MIAMI (Legal Newsline) – Counsel for a defendant blamed for a man’s alleged 10-foot fall claimed he had not called the fire department – a mistake that will grant the plaintiff a new trial.
Florida’s Third District Court of Appeal on Oct. 28 ruled for Kendrick Stafford in his lawsuit against We The Best Music. It agreed with the Miami trial judge and called WTBM’s lawyer’s misstep intentional, improper and inflammatory.
Stafford sued after allegedly falling 10 feet at a job site leased by WTBM.
“There was no accident. He did not fall. That was made up… What evidence other than from his lying mouth is there that he really fell?” Alan Soven, counsel for WTBM, said during closing arguments.
Following an overruled objection, Soven told the jury that Stafford never called fire rescue, despite his claims that he did but told them to leave so his wife could take him to the hospital.
The sides approached the bench, who overruled an objection from Stafford’s lawyer that claimed the fire rescue report was in evidence.
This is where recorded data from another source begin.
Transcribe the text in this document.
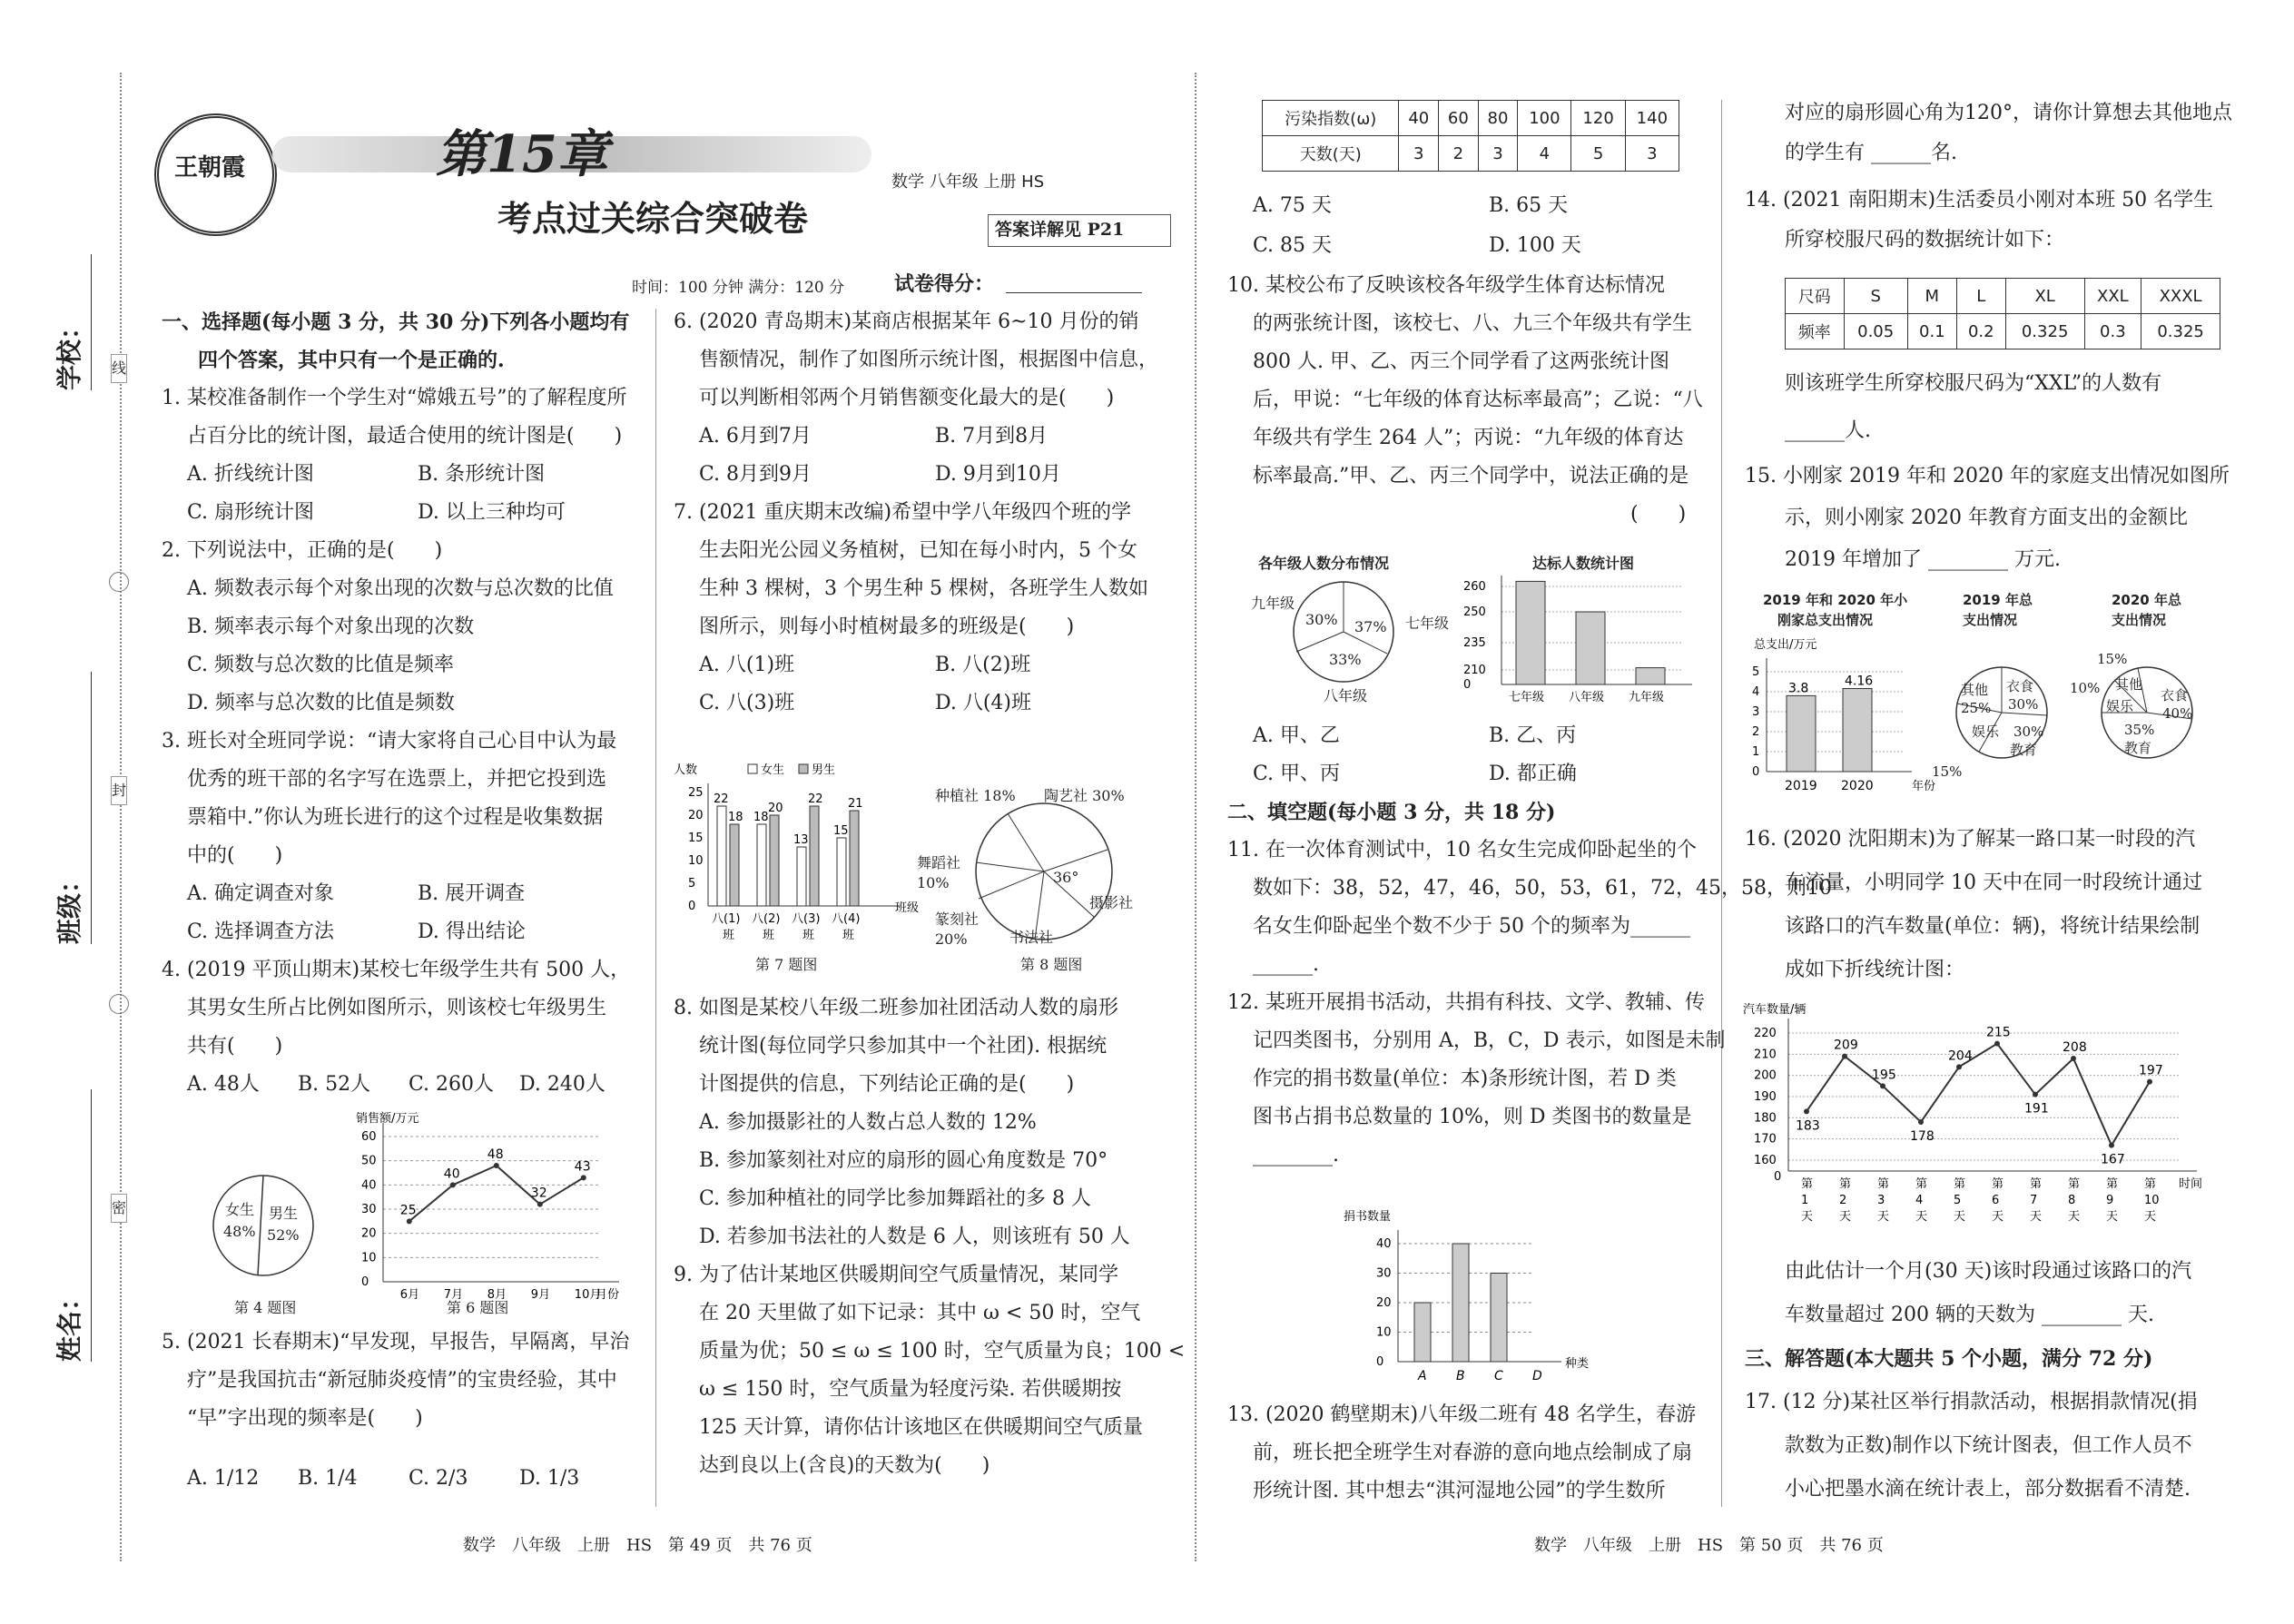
学校：
班级：
姓名：
线
封
密
王朝霞	第15章
考点过关综合突破卷
数学 八年级 上册 HS
答案详解见 P21
时间：100 分钟 满分：120 分 试卷得分：
一、选择题(每小题 3 分，共 30 分)下列各小题均有
四个答案，其中只有一个是正确的.
1. 某校准备制作一个学生对“嫦娥五号”的了解程度所
占百分比的统计图，最适合使用的统计图是(　　)
A. 折线统计图	B. 条形统计图
C. 扇形统计图	D. 以上三种均可
2. 下列说法中，正确的是(　　)
A. 频数表示每个对象出现的次数与总次数的比值
B. 频率表示每个对象出现的次数
C. 频数与总次数的比值是频率
D. 频率与总次数的比值是频数
3. 班长对全班同学说：“请大家将自己心目中认为最
优秀的班干部的名字写在选票上，并把它投到选
票箱中.”你认为班长进行的这个过程是收集数据
中的(　　)
A. 确定调查对象	B. 展开调查
C. 选择调查方法	D. 得出结论
4. (2019 平顶山期末)某校七年级学生共有 500 人，
其男女生所占比例如图所示，则该校七年级男生
共有(　　)
A. 48人 B. 52人 C. 260人 D. 240人
女生
48%
男生
52%
第 4 题图
销售额/万元
60
50
40
30
20
10
0
25
6月
40
7月
48
8月
32
9月
43
10月
月份
第 6 题图
5. (2021 长春期末)“早发现，早报告，早隔离，早治
疗”是我国抗击“新冠肺炎疫情”的宝贵经验，其中
“早”字出现的频率是(　　)
A. 1/12 B. 1/4	C. 2/3	D. 1/3
6. (2020 青岛期末)某商店根据某年 6~10 月份的销
售额情况，制作了如图所示统计图，根据图中信息，
可以判断相邻两个月销售额变化最大的是(　　)
A. 6月到7月	B. 7月到8月
C. 8月到9月	D. 9月到10月
7. (2021 重庆期末改编)希望中学八年级四个班的学
生去阳光公园义务植树，已知在每小时内，5 个女
生种 3 棵树，3 个男生种 5 棵树，各班学生人数如
图所示，则每小时植树最多的班级是(　　)
A. 八(1)班	B. 八(2)班
C. 八(3)班	D. 八(4)班
人数	女生 男生
25
20
15
10
5
0
22
18
八(1)
班
18
20
八(2)
班
13
22
八(3)
班
15
21
八(4)
班
班级
第 7 题图
种植社 18% 陶艺社 30%
舞蹈社
10%
摄影社
篆刻社
20%	书法社
36°
第 8 题图
8. 如图是某校八年级二班参加社团活动人数的扇形
统计图(每位同学只参加其中一个社团). 根据统
计图提供的信息，下列结论正确的是(　　)
A. 参加摄影社的人数占总人数的 12%
B. 参加篆刻社对应的扇形的圆心角度数是 70°
C. 参加种植社的同学比参加舞蹈社的多 8 人
D. 若参加书法社的人数是 6 人，则该班有 50 人
9. 为了估计某地区供暖期间空气质量情况，某同学
在 20 天里做了如下记录：其中 ω < 50 时，空气
质量为优；50 ≤ ω ≤ 100 时，空气质量为良；100 <
ω ≤ 150 时，空气质量为轻度污染. 若供暖期按
125 天计算，请你估计该地区在供暖期间空气质量
达到良以上(含良)的天数为(　　)
污染指数(ω)	40	60	80	100	120	140
天数(天)	3	2	3	4	5	3
A. 75 天	B. 65 天
C. 85 天	D. 100 天
10. 某校公布了反映该校各年级学生体育达标情况
的两张统计图，该校七、八、九三个年级共有学生
800 人. 甲、乙、丙三个同学看了这两张统计图
后，甲说：“七年级的体育达标率最高”；乙说：“八
年级共有学生 264 人”；丙说：“九年级的体育达
标率最高.”甲、乙、丙三个同学中，说法正确的是
(　　)
各年级人数分布情况
九年级
30% 37% 七年级
33%
八年级
达标人数统计图
260
250
235
210
0
七年级 八年级 九年级
A. 甲、乙	B. 乙、丙
C. 甲、丙	D. 都正确
二、填空题(每小题 3 分，共 18 分)
11. 在一次体育测试中，10 名女生完成仰卧起坐的个
数如下：38，52，47，46，50，53，61，72，45，58，则10
名女生仰卧起坐个数不少于 50 个的频率为______
______.
12. 某班开展捐书活动，共捐有科技、文学、教辅、传
记四类图书，分别用 A，B，C，D 表示，如图是未制
作完的捐书数量(单位：本)条形统计图，若 D 类
图书占捐书总数量的 10%，则 D 类图书的数量是
________.
捐书数量
40
30
20
10
0
A B C D
种类
13. (2020 鹤壁期末)八年级二班有 48 名学生，春游
前，班长把全班学生对春游的意向地点绘制成了扇
形统计图. 其中想去“淇河湿地公园”的学生数所
对应的扇形圆心角为120°，请你计算想去其他地点
的学生有 ______名.
14. (2021 南阳期末)生活委员小刚对本班 50 名学生
所穿校服尺码的数据统计如下：
尺码	S	M	L	XL	XXL	XXXL
频率	0.05	0.1	0.2	0.325	0.3	0.325
则该班学生所穿校服尺码为“XXL”的人数有
______人.
15. 小刚家 2019 年和 2020 年的家庭支出情况如图所
示，则小刚家 2020 年教育方面支出的金额比
2019 年增加了 ________ 万元.
2019 年和 2020 年小
刚家总支出情况
2019 年总
支出情况
2020 年总
支出情况
总支出/万元
5
4
3
2
1
0
3.8
2019
4.16
2020	年份
其他 衣食
25% 30%
娱乐 30%
教育
15%
15%
10% 其他
衣食
娱乐 40%
35%
教育
16. (2020 沈阳期末)为了解某一路口某一时段的汽
车流量，小明同学 10 天中在同一时段统计通过
该路口的汽车数量(单位：辆)，将统计结果绘制
成如下折线统计图：
汽车数量/辆
220
210
200
190
180
170
160
0
183
第
1
天
209
第
2
天
195
第
3
天
178
第
4
天
204
第
5
天
215
第
6
天
191
第
7
天
208
第
8
天
167
第
9
天
197
第
10
天
时间
由此估计一个月(30 天)该时段通过该路口的汽
车数量超过 200 辆的天数为 ________ 天.
三、解答题(本大题共 5 个小题，满分 72 分)
17. (12 分)某社区举行捐款活动，根据捐款情况(捐
款数为正数)制作以下统计图表，但工作人员不
小心把墨水滴在统计表上，部分数据看不清楚.
数学　八年级　上册　HS　第 49 页　共 76 页	数学　八年级　上册　HS　第 50 页　共 76 页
“No it isn’t. There is no fire rescue report. There is no fire report. There never was one. There was never a fire report,” Soven told the judge, who overruled the objection.
After the jury ruled for WTBM, Stafford’s lawyers argued the fire rescue report was included in exhibits they produced that were reviewed by WTBM.
The trial judge had trusted Soven’s claim that the report wasn’t turned over and took it out of evidence during closing. Deciding that was a mistake, he ordered a new trial.
“Following our review of the record and the trial court’s detailed order outlining WTBM’s counsel’s intentional misrepresentations to the trial court and WTBM’s counsel’s improper and inflammatory arguments made during closing argument, we conclude that the trial court did not abuse its discretion by granting Stafford’s motion for new trial,” Judge Eric Hendon wrote.